Reírme de la nada con la chica que me trae medio loco. Comer rapidito. Engreír a mi sobrino. Pelear con el patita que escucha Heavy metal en el deparmento de arriba. Bicicletear por lugares que no conozco. Cantar en Coreano el temita de los ositos. Quedar en citas y nunca ir. Manejar sin brevete. Estar horas y horas encerrado en una hermosa biblioteca sin darme cuenta de la hora. Extrañar lo inextrañable o lo que no debo extrañar. Arrepentirme de las tonteras que he hecho y que he dicho. Pintar. Esa hermosa afición que le he agarrado tanto camote, pintar en las tardes de sábados. Pintar y seguir pintando. Pagar por adelantado el gym y jamás ir. Hacer reservaciones y llegar tarde. Maleconear en barranco y luego ir a Juanito Bar.
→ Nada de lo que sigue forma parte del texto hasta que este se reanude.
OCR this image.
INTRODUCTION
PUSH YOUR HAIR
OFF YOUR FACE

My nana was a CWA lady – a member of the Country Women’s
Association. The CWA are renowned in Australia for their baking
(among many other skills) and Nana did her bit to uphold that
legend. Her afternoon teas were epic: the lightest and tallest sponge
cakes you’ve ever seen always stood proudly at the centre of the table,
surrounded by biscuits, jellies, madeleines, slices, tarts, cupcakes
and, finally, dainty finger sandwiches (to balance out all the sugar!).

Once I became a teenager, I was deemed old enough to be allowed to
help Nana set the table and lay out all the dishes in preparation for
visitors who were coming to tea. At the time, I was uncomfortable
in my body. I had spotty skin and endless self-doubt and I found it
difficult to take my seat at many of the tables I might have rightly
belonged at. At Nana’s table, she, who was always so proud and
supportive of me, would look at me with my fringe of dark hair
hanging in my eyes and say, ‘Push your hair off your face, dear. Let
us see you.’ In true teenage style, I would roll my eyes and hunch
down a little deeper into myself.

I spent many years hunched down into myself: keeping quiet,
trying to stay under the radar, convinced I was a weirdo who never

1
Pronunciar mi nombre fuerte y escuchar algún eco. Inventarme historias que luego no me acuerdo. Cantar cualquier cosa que se me venga a la mente y darle ritmo, luego sorprenderme que la canción saliera buena. Mirar películas y comer cancha con gaseosa y sentirme un cerdo. Comprar los jueves pizza dos por uno y sentirme muy ahorrador. Escribir todos los martes en mi pared del cuarto, cualquier cosa que salga de mi tórtola mente. Prometer no tomar más pastillas y volver a romper la promesa. Preguntar siempre a las vendedoras ¿Por qué tan caro?, y sonreírles. Decir una infinidad de insultos a las personas que no me caen bien – decirlas por dentro- y reír por fuera. Mirarme en el espejo de mi baño y hablarme, exorcizarme. Contarme mis defectos y mis errores y seguir hablándome. Preparar lomo saltado para dos y comerme los dos platos. Mirar directamente a los ojos a las chicas que me interesan. Entrar a Starbucks y pedir frapuccino caramel. Intentar no pensar en ella y rendirme ante mis ansias de pensarla. Agarrar mi libro de poemas en francés y recitar cualquiera y sentirme poeta. Responder los mails de insultos con elogios para ellos o ellas. Decirle al señor que vende sanguches que me eche mucha crema, como para granoso y que él se ría sin parar. Extrañar, extrañar y seguir extrañándola. Esa manía tan absurda de extrañar a esa persona que no quiere que la extrañe.